Dans un courriel adressé à l'organisation de défense des droits humains Human Rights Watch, le 12 août, Maung Saungkha avait déploré le recours systématique à des lois préjudiciables à la liberté d'expression :

I don’t see any signs or attempts to improve the freedom of expression in Myanmar. In my opinion, the government prosecutes people for protesting against the internet shutdown because it still wants to have the internet cut off in those areas.

Je ne constate aucun signe ou tentative visant à promouvoir la liberté d'expression au Myanmar. À mon avis, le gouvernement continue de poursuivre les personnes qui manifestent contre la coupure internet parce qu'il tient à ce qu'internet soit coupé dans ces régions.

Le parti au pouvoir au Myanmar, la Ligue Nationale pour la Démocratie (National League for Democracy, NLD), est arrivé à la tête du pays en 2015, au terme d'une victoire écrasante. Il était dirigé par d'éminentes personnalités du mouvement pour la démocratie, farouchement opposées à la dictature militaire.

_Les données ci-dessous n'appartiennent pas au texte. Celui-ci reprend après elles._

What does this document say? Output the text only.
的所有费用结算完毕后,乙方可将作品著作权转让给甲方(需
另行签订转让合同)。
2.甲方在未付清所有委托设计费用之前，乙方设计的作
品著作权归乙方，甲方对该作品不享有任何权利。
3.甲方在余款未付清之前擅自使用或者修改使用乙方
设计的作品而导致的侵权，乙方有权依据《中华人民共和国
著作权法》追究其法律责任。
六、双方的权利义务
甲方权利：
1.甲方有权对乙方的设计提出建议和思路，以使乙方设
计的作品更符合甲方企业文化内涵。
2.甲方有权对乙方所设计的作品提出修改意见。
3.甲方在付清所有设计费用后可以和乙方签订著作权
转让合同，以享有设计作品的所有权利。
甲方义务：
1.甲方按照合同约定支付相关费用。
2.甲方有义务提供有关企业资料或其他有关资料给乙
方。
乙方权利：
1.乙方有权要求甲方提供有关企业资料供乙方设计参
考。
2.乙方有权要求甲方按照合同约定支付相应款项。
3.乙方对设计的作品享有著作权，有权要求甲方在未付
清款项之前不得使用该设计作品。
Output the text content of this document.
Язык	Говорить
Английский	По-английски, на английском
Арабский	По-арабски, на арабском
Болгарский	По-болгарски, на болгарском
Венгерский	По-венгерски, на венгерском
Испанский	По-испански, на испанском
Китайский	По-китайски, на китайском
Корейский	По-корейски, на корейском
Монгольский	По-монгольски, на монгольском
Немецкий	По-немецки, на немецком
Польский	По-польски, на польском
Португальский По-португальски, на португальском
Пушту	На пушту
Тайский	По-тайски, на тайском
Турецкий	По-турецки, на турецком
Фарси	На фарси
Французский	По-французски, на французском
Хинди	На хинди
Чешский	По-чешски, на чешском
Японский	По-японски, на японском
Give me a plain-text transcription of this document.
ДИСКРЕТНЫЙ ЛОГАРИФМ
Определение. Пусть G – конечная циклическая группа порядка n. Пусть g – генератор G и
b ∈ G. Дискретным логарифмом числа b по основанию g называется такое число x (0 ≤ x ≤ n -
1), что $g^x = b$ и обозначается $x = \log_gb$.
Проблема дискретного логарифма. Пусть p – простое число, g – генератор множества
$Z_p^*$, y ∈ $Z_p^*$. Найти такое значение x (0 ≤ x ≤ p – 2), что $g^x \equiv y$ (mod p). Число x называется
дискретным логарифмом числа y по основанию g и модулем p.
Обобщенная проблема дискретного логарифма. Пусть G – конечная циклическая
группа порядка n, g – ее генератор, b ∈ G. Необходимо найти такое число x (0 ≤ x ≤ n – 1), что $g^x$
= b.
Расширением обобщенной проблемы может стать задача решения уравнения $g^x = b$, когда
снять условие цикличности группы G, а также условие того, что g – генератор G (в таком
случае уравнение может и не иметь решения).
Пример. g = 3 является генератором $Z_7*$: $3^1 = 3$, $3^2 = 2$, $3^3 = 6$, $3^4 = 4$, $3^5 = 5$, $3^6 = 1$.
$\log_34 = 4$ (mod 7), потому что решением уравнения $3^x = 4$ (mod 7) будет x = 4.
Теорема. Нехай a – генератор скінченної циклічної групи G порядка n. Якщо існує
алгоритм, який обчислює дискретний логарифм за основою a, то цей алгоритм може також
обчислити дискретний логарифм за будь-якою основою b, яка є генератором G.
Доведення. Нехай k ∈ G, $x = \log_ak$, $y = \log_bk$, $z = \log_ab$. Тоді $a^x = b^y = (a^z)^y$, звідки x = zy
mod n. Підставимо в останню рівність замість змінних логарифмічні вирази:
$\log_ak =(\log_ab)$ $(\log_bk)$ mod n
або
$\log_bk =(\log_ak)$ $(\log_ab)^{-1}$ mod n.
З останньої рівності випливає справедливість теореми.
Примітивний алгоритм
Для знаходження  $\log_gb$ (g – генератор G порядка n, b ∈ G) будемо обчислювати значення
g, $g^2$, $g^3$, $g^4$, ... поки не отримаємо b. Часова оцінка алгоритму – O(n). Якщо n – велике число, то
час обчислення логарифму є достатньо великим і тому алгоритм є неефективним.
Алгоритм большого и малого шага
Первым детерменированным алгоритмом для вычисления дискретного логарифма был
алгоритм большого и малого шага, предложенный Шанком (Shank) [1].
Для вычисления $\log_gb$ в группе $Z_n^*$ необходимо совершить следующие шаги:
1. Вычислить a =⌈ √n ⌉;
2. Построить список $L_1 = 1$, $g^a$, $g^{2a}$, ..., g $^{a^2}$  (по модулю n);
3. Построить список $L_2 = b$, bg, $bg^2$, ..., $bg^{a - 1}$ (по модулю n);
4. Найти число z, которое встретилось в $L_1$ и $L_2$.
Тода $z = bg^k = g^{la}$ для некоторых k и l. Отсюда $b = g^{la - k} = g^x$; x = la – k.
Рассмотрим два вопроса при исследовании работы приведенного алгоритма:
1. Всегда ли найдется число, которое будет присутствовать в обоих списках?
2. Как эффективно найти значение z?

La condamnation de Maung Saungkha constitue un autre indice de l'incapacité du NLD à modifier les politiques menées par le précédent gouvernement militaire pour réprimer la dissidence.

Selon les recherches menées par Athan, 91 plaintes pénales ont été enregistrées en vertu de la loi sur les rassemblements pacifiques contre des militants, des étudiants et des manifestants pacifiques, depuis 2015.

Ismail Wolff, directeur régional du groupe de défense des droits humains Fortify Rights, a souligné que Maung Saungkha n'aurait pas dû être poursuivi pour avoir simplement dénoncé une décision politique du gouvernement :

Maung Saungkha may not be in prison this time around but he should never have been arrested in the first place or faced trial simply for defending human rights. These arrests and convictions are part of a systematic attempt to silence those who speak out against human rights abuses.

Maung Saungkha ne se trouve peut-être pas en prison aujourd'hui, mais il n'aurait jamais dû être interpellé ou traduit en justice pour la simple défense des droits humains. Ces arrestations et condamnations relèvent d'une tentative systématique de museler ceux qui s'expriment contre les violations des droits humains.